Ga naar Jezus.
“Daarna zei de HEERE tegen Noach: Ga in de ark, u en heel uw gezin, want Ik heb gezien dat u te midden van uw tijdgenoten voor Mijn aangezicht rechtvaardig bent.” (Genesis 7:1 HSV)
“Toen ging Lot naar buiten en sprak tot zijn schoonzonen, die zijn dochters tot vrouw zouden nemen, en zei: Sta op! Ga naar buiten, uit deze plaats! Want de HEERE gaat deze stad te gronde richten. Maar hij was in de ogen van zijn schoonzonen als iemand die grappen maakte.” (Genesis 19:14 HSV)
“Toen ook heel het land Egypte honger kreeg, schreeuwde het volk bij de farao om brood, en de farao zei tegen alle Egyptenaren: Ga naar Jozef en doe wat hij u zegt.” (Genesis 41:55 HSV)
“Maak haast, ga naar mijn vader en zeg tegen hem: Dit zegt uw zoon Jozef: God heeft mij tot heer over heel Egypte aangesteld; kom naar mij toe, wacht er niet mee.” (Genesis 45:9 HSV)
“Zie, Ik heb het land aan u gegeven; ga het binnen en neem het land in bezit waarvan de HEERE uw vaderen, Abraham, Izak en Jakob, gezworen heeft dat Hij het hun en hun nageslacht na hen geven zou.” (Deuteronomium 1:8 HSV)
“Mijn dienaar Mozes is gestorven. Nu dan, sta op, steek deze Jordaan over, u en heel dit volk, naar het land dat Ik aan hen, de Israëlieten, ga geven.” (Jozua 1:2 HSV)
Ga, en trek de wereld in.
“Sta op, ga het land door in zijn lengte en in zijn breedte, want Ik zal het u geven.” (Genesis 13:17 HSV)
“Ga dan heen, onderwijs al de volken, hen dopend in de Naam van de Vader en van de Zoon en van de Heilige Geest, hun lerend alles wat Ik u geboden heb, in acht te nemen.” (Mattheüs 28:19 HSV)
“En Hij zei tegen hen: Ga heen in heel de wereld, predik het Evangelie aan alle schepselen.” (Markus 16:15 HSV)
“Maar Hij zei tegen de vrouw: Uw geloof heeft u behouden; ga heen in vrede!” (Lukas 7:50 HSV)
“Hij zei tegen haar: Heb goede moed, dochter, uw geloof heeft u behouden; ga heen in vrede!” (Lukas 8:48 HSV)

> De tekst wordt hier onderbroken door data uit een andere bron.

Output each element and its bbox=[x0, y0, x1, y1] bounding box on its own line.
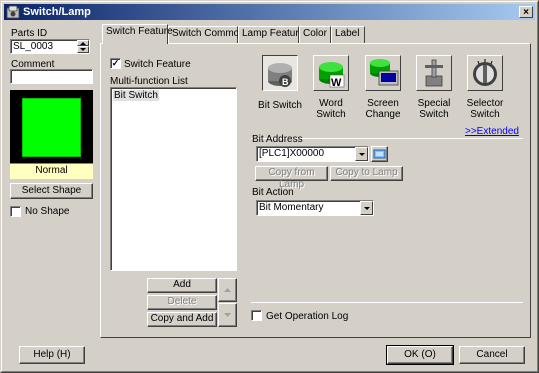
no-shape-label: No Shape bbox=[25, 206, 70, 217]
lamp-preview-square bbox=[22, 98, 81, 157]
tab-color[interactable]: Color bbox=[299, 26, 331, 43]
feature-caption-line: Special bbox=[417, 98, 451, 109]
switch-lamp-dialog: Switch/Lamp × Parts ID SL_0003 Comment N… bbox=[0, 0, 539, 373]
bit-action-combo[interactable]: Bit Momentary bbox=[256, 200, 374, 216]
ok-button[interactable]: OK (O) bbox=[386, 345, 454, 365]
parts-id-value: SL_0003 bbox=[13, 41, 54, 52]
feature-caption-line: Switch bbox=[470, 109, 500, 120]
tab-label: Color bbox=[303, 28, 327, 39]
feature-caption-line: Switch bbox=[316, 109, 346, 120]
state-label: Normal bbox=[10, 163, 93, 179]
bit-address-label: Bit Address bbox=[252, 134, 303, 145]
dropdown-arrow-icon[interactable] bbox=[360, 201, 373, 215]
tab-lamp-feature[interactable]: Lamp Feature bbox=[238, 26, 304, 43]
feature-caption-line: Change bbox=[365, 109, 401, 120]
screen-change-icon bbox=[370, 59, 399, 86]
tab-label-settings[interactable]: Label bbox=[331, 26, 365, 43]
copy-to-lamp-button[interactable]: Copy to Lamp bbox=[330, 166, 403, 181]
multi-function-list-label: Multi-function List bbox=[110, 76, 188, 87]
special-switch-icon bbox=[425, 59, 443, 87]
delete-button[interactable]: Delete bbox=[147, 295, 217, 310]
feature-caption-line: Bit Switch bbox=[258, 100, 302, 111]
extended-link[interactable]: >>Extended bbox=[465, 126, 519, 137]
comment-field[interactable] bbox=[10, 69, 93, 84]
get-operation-log-label: Get Operation Log bbox=[266, 311, 349, 322]
bit-address-value: [PLC1]X00000 bbox=[259, 148, 325, 159]
checkmark-icon: ✓ bbox=[111, 58, 120, 68]
multi-function-list[interactable]: Bit Switch bbox=[110, 87, 237, 271]
divider bbox=[251, 302, 523, 303]
screen-change-option[interactable] bbox=[365, 55, 401, 91]
copy-and-add-button[interactable]: Copy and Add bbox=[147, 312, 217, 327]
word-switch-option[interactable]: W bbox=[313, 55, 349, 91]
title-bar[interactable]: Switch/Lamp × bbox=[4, 4, 535, 20]
move-up-button[interactable] bbox=[218, 278, 237, 302]
special-switch-option[interactable] bbox=[416, 55, 452, 91]
bit-switch-icon: B bbox=[268, 63, 292, 87]
switch-lamp-icon bbox=[6, 5, 20, 19]
tab-switch-common[interactable]: Switch Common bbox=[168, 26, 245, 43]
svg-text:W: W bbox=[331, 77, 342, 89]
dialog-title: Switch/Lamp bbox=[23, 6, 91, 18]
shape-preview: Normal bbox=[10, 90, 93, 179]
switch-feature-panel: ✓ Switch Feature Multi-function List Bit… bbox=[100, 43, 531, 338]
bit-address-combo[interactable]: [PLC1]X00000 bbox=[256, 146, 369, 162]
svg-text:B: B bbox=[282, 77, 289, 87]
feature-caption-line: Switch bbox=[419, 109, 449, 120]
bit-action-value: Bit Momentary bbox=[259, 202, 324, 213]
parts-id-label: Parts ID bbox=[11, 28, 48, 39]
bit-action-label: Bit Action bbox=[252, 187, 294, 198]
add-button[interactable]: Add bbox=[147, 278, 217, 293]
selector-switch-option[interactable] bbox=[467, 55, 503, 91]
list-item[interactable]: Bit Switch bbox=[113, 90, 159, 101]
selector-switch-caption: Selector Switch bbox=[459, 98, 511, 120]
cancel-button[interactable]: Cancel bbox=[459, 346, 525, 364]
tab-label: Switch Common bbox=[172, 28, 245, 39]
word-switch-caption: Word Switch bbox=[305, 98, 357, 120]
special-switch-caption: Special Switch bbox=[408, 98, 460, 120]
move-down-button[interactable] bbox=[218, 303, 237, 327]
switch-feature-label: Switch Feature bbox=[124, 59, 191, 70]
get-operation-log-checkbox[interactable] bbox=[251, 310, 262, 321]
spin-arrows-icon bbox=[80, 42, 86, 51]
help-button[interactable]: Help (H) bbox=[19, 346, 85, 364]
tab-label: Lamp Feature bbox=[242, 28, 305, 39]
tab-switch-feature[interactable]: Switch Feature bbox=[102, 24, 173, 44]
parts-id-spinner[interactable] bbox=[77, 40, 89, 53]
feature-caption-line: Selector bbox=[466, 98, 504, 109]
dropdown-arrow-icon[interactable] bbox=[355, 147, 368, 161]
copy-from-lamp-button[interactable]: Copy from Lamp bbox=[255, 166, 328, 190]
feature-caption-line: Word bbox=[319, 98, 343, 109]
feature-caption-line: Screen bbox=[367, 98, 399, 109]
select-shape-button[interactable]: Select Shape bbox=[10, 183, 93, 199]
keypad-icon bbox=[373, 149, 386, 159]
tab-label: Label bbox=[335, 28, 360, 39]
close-button[interactable]: × bbox=[519, 6, 533, 18]
close-icon: × bbox=[523, 7, 529, 18]
arrow-down-icon bbox=[224, 313, 231, 317]
selector-switch-icon bbox=[473, 59, 497, 86]
switch-feature-checkbox[interactable]: ✓ bbox=[110, 58, 121, 69]
word-switch-icon: W bbox=[319, 62, 345, 89]
bit-switch-option[interactable]: B bbox=[262, 55, 298, 91]
no-shape-checkbox[interactable] bbox=[10, 206, 21, 217]
parts-id-field[interactable]: SL_0003 bbox=[10, 39, 90, 54]
screen-change-caption: Screen Change bbox=[357, 98, 409, 120]
bit-switch-caption: Bit Switch bbox=[254, 100, 306, 111]
address-keypad-button[interactable] bbox=[371, 146, 388, 162]
tab-label: Switch Feature bbox=[106, 26, 173, 37]
arrow-up-icon bbox=[224, 288, 231, 292]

“Maar Jezus zei tegen hem: Laat de doden hun doden begraven, maar u, ga heen en verkondig het Koninkrijk van God.” (Lukas 9:60 HSV)
“En hij zei: Degene die hem barmhartigheid bewezen heeft. Jezus zei tegen hem: Ga heen en doet u evenzo.” (Lukas 10:37 HSV)
“En die dienaar kwam terug en berichtte deze dingen aan zijn heer. Toen werd de heer des huizes boos en zei tegen zijn dienaar: Ga er snel op uit naar de straten en stegen van de stad en breng de armen en verminkten en kreupelen en blinden hier binnen. En de dienaar zei: Heer, het is gebeurd, zoals u bevolen hebt en nog is er plaats. En de heer zei tegen de dienaar: Ga eropuit naar de landwegen en heggen en dwing hen binnen te komen, opdat mijn huis vol wordt. Want ik zeg u dat niemand van die mannen die genodigd waren, mijn maaltijd proeven zal.” (Lukas 14:21-24 HSV)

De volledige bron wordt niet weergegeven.